Education (R)evolution

Posted on 23 December 2011  •  Permalink  •  Category misc

The past two months I have gone back to being a student again. Well, at least in the evening hours. Following ai-class.com took a significant part of the time I would have otherwise spent on other personal endeavors such as reading, blogging or writing XBMC remotes, but it was worth every minute. Although the future might prove me wrong, I have the feeling that the internet — after affecting or re-inventing many other fields — is now starting to redefine education as well. Not that the internet itself reinvents something; its of course humans themselves that redefine things using the internet as a new medium. That’s what Peter Norvig and Sebastian Thrun did with their “Introduction to Artificial Intelligence” class.

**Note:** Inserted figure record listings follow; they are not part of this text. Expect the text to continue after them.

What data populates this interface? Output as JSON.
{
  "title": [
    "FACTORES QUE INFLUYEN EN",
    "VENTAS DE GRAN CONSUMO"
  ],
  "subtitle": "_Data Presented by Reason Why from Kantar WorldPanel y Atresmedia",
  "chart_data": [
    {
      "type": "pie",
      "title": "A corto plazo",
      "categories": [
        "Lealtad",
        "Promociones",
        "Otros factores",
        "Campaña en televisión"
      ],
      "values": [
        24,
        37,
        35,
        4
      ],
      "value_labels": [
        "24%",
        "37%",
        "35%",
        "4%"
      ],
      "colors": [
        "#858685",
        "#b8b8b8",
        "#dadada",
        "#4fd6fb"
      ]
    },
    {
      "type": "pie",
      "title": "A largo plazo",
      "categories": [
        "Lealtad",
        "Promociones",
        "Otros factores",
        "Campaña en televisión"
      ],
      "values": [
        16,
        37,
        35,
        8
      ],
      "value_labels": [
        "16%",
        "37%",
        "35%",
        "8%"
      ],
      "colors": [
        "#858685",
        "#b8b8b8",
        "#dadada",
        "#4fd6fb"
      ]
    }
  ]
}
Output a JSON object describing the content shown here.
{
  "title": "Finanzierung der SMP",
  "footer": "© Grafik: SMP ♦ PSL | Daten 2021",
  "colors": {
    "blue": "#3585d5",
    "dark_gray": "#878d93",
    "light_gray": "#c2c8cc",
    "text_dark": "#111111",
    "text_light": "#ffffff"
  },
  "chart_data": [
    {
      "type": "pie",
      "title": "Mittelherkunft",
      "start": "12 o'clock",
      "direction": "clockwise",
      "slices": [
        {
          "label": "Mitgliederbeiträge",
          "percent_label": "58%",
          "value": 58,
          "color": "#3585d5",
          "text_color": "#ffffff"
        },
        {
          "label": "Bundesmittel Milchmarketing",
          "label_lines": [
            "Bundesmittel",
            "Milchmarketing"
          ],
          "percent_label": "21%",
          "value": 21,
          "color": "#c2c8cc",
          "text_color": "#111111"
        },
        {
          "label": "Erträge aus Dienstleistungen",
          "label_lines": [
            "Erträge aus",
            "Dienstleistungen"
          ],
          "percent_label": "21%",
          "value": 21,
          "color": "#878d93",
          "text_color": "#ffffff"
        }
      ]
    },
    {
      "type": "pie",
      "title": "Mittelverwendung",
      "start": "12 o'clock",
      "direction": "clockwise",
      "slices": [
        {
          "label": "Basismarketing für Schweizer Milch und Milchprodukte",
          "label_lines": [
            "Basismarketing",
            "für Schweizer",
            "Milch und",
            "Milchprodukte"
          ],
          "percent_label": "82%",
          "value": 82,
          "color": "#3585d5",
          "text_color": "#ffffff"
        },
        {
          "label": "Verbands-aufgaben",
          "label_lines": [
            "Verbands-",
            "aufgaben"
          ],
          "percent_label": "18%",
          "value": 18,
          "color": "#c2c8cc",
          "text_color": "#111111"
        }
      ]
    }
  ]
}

Salman Kahn’s Kahn Academy was the first pioneer that I heard of that was trying to combine education and the internet in a very useful way, and he’s ever-expanding the number of online lessons you can watch. With 2,700 videos you can learn something new everyday for the next 7 years. Amazing.

Back in August I read on Hacker News the announcement that Stanford is opening up an AI class via the web. For free. I was really excited about this idea and I enrolled that same day. During my CS program at the Eindhoven University of Technology I didn’t really took any of the AI or machine learning tracks, so it would also be a very interesting topic for me to learn more about. How would that be, to enroll and follow a full class through the internet? Would I be able to do a Stanford-level class in my spare time, next to my day-time job? Is this the future of education?

After going through the full class I can only say I liked it very much. The material was interesting, the format was very well thought out, and both professor Norvig and professor Thrun are apt and enthusiastic teachers. To get a feeling of the format, just follow one or two units, do some quizzes or take a look at the homework or exam questions. There were teething problems of course, and obviously an actual live lecture with a teacher and peers is in many ways incomparable to following an online class by yourself. However I believe this is a really good start and gets very close; after finishing the final exam and receiving my final rating, the accomplishment feels the same as it felt when I was attending university.

Summarized, I’ve learned a lot about a field that I had left unexplored up to now, and while doing that I might have also seen a glimpse of the future.